All was well in the room. The women sewed by the fire. My mother asked, "What is it?"
"Weeping," I said. "Someone crying."
"Not in this house," said James.
I pushed off the blanket. "Where is the marriage contract for Avigail?"
"What, safely in that chest, why do you ask?" said James. "What's the matter with you?"
This was not the golden chest of the Magi's gifts. This was the simple chest in which we kept our ink and our important papers.
I went to the chest, opened it, and took out the marriage contract. I rolled it up tight, slipped a loose scrap of soft leather around it, and went out.
A faint bit of rain had fallen earlier.
The streets were shimmering. Nazareth under the luminous Heavens looked like a town made of silver.
The door of Shemayah's house was open. The barest light escaped.
I went to the door. I pushed it back.
I heard him crying. I heard that awful choking sound, that bitter sound almost as if he were strangling in his pain.
He sat alone in a cheerless room. The coals had long ago died to ash. One lamp burnt there, on the floor, a little crockery lamp, and the oil was faintly scented - the only comfort at all here.

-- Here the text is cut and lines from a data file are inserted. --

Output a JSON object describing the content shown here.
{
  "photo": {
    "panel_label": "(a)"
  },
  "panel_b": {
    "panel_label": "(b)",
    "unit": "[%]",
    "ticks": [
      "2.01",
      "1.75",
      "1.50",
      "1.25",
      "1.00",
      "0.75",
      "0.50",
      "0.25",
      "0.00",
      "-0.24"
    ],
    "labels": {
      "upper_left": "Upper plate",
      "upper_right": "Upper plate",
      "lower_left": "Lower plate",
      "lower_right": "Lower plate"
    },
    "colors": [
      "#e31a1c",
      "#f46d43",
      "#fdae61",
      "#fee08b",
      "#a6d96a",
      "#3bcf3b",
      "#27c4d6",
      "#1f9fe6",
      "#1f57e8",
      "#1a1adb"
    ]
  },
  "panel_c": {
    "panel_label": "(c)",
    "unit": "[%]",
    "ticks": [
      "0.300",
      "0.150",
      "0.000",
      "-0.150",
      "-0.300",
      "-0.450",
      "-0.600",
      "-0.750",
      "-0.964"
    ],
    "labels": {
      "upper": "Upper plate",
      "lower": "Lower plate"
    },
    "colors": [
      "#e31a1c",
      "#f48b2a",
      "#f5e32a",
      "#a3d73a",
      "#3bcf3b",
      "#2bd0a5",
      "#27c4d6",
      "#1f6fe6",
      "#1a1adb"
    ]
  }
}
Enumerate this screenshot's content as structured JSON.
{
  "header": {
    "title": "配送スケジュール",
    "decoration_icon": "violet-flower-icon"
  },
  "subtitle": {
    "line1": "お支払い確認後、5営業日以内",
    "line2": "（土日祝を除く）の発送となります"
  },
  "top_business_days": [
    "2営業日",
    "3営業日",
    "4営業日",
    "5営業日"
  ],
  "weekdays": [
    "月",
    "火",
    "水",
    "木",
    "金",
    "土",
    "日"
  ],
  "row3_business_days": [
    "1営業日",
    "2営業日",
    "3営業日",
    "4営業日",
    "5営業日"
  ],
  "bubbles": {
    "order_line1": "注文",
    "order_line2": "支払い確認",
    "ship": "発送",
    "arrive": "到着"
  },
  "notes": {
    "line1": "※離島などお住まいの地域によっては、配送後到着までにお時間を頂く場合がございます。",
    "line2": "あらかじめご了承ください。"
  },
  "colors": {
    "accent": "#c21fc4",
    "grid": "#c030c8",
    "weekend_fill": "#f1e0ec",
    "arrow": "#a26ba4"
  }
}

I shut the door, and came and sat beside him. He didn't look at me.
I knew how this had to begin, and so I told him how sorry I was for all I'd done that had made him so miserable. I confessed.
"I am so sorry, Shemayah," I said.
His cries grew loud. They grew huge in the little room. But he had no words. He slumped forward. He rocked back and forth.
"Shemayah, I have here the contract for her marriage," I said. "It's all done properly and right, and she'll be married to Reuben of Cana. It's here, Shemayah, it's written."
He groped with his left hand, gently batting at the paper, gently pushing the contract away, and then he turned blindly to me, and I felt his heavy arm go around my neck. He wept on my shoulder.
Chapter Eighteen
IT WAS AN HOUR perhaps before I left him. I brought back the marriage contract and put it in the chest. No one noticed.
Jason was there, and the Rabbi - they were on their feet and so were most of my brothers - and they were all talking excitedly.
"Where have you been!" cried my mother, and then it seemed I was surrounded by anxious faces. There was the rustling of parchment, Jason shaking my shoulder.
"Jason, let me be tonight, please," I said. "I'm sleepy, and I want nothing but to go to bed. Whatever it is, can't we talk about this tomorrow?"